“Whether traveling for business or on vacation, our customers need the convenience and flexibility of immediate access to foreign currencies,” said Gregg Napoli, executive vice president and head of Foreign Exchange Services for Wells Fargo. “By adding these new international teller sites, we can better help customers on the East Coast with their travel planning and finances.”
“Many travelers need foreign currency as soon as they arrive at their travel destination, for expenses like taxis, tips or meals,” added Jim Lawrence, Cobb community bank president.
The first East Coast states to receive Wells Fargo’s international teller sites were Georgia, Alabama and Tennessee. Wells Fargo first began offering the service to customers in the West in 1999. Previously, non-participating banks had to make orders for clients at least four to five days in advance and would either ship the currency to the branch or to the customers’ homes. Wells Fargo spokesman Jay Lawrence said customers can still order currency via phone or Internet.
Wells Fargo has opened a total of 18 international teller sites in metro Atlanta, plus three more in Savannah and Augusta. It has opened 13 more sites in Alabama and Tennessee.
In Cobb, foreign exchange services became officially available on June 20 at its Cumberland, Merchants Walk, Shallowford Sandy Plans and West Cobb Marketplace locations.
Alia Holland, lead teller at the Cumberland branch, said she and three other tellers completed Web-based training to become foreign currency tellers and handle the more than 70 different types of currency offered through Wells Fargo’s service. Holland said she and others use a computer system that updates exchange rates daily to accurately handle the exchanges.
Branch manager Justice Nwaigwe said the service is free to Wells Fargo customers and a $5 fee is charged to those who do not bank with Wells Fargo.

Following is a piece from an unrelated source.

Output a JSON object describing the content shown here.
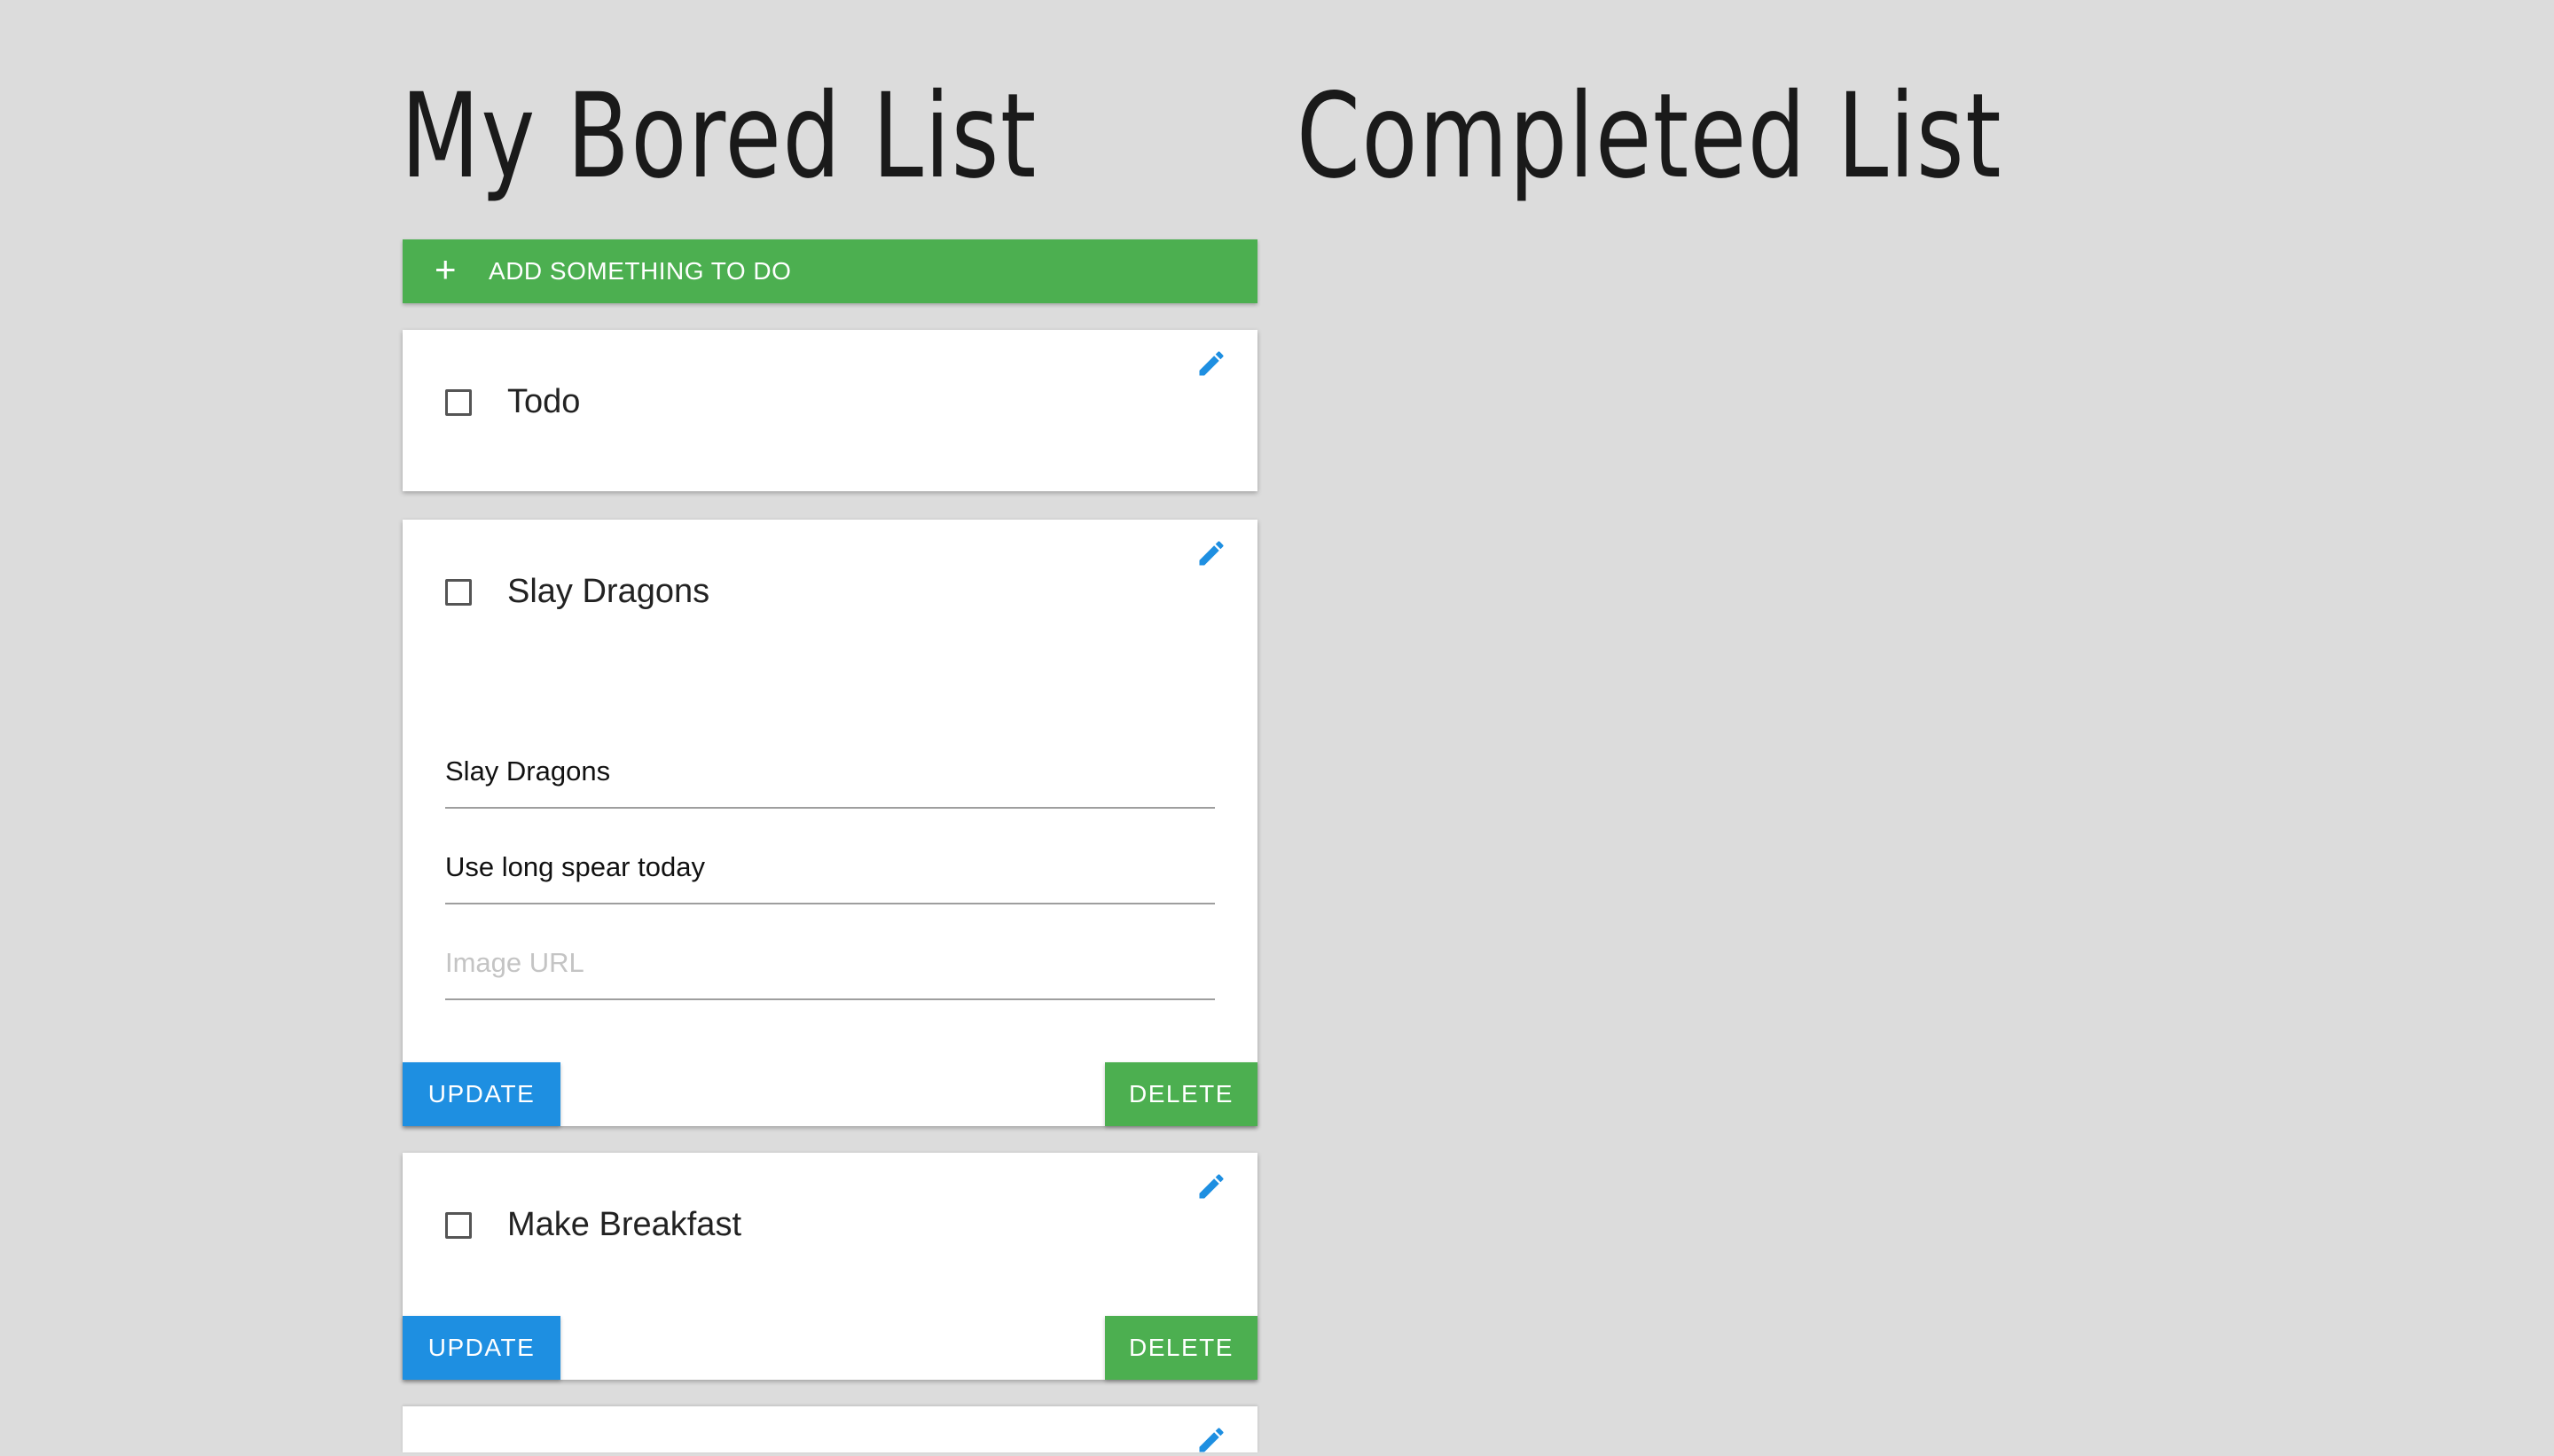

“We have already seen people come through who are on their way to the airport and need currency, students or parents of students who are going abroad, and business people who are traveling overseas,” Nwaigwe said. “You can get more favorable rates here and if we don’t have it on-hand, we can order it and it will be here in two to three days.”
But Dr. Barry Morris, vice provost for global engagement and strategic initiatives at Kennesaw State University, said exchange rates vary greatly depending on the location, and sometimes rates are better in the U.S. while at other times, the international destination offers a better rate on-site.
“Most of the time, we probably don’t recommend students travel with a lot of cash so we recommend they travel with a debit card. Those fees vary by the bank, but they are a very convenient way to travel as you can access cash from almost anywhere,” Morris said.
Morris suggested checking the websites of the central banks in each country, the International Monetary Fund and major exchange companies that publish the rates in resources such as The Wall Street Journal and Financial Times for information on what the exchange rates are and how to get the best rate.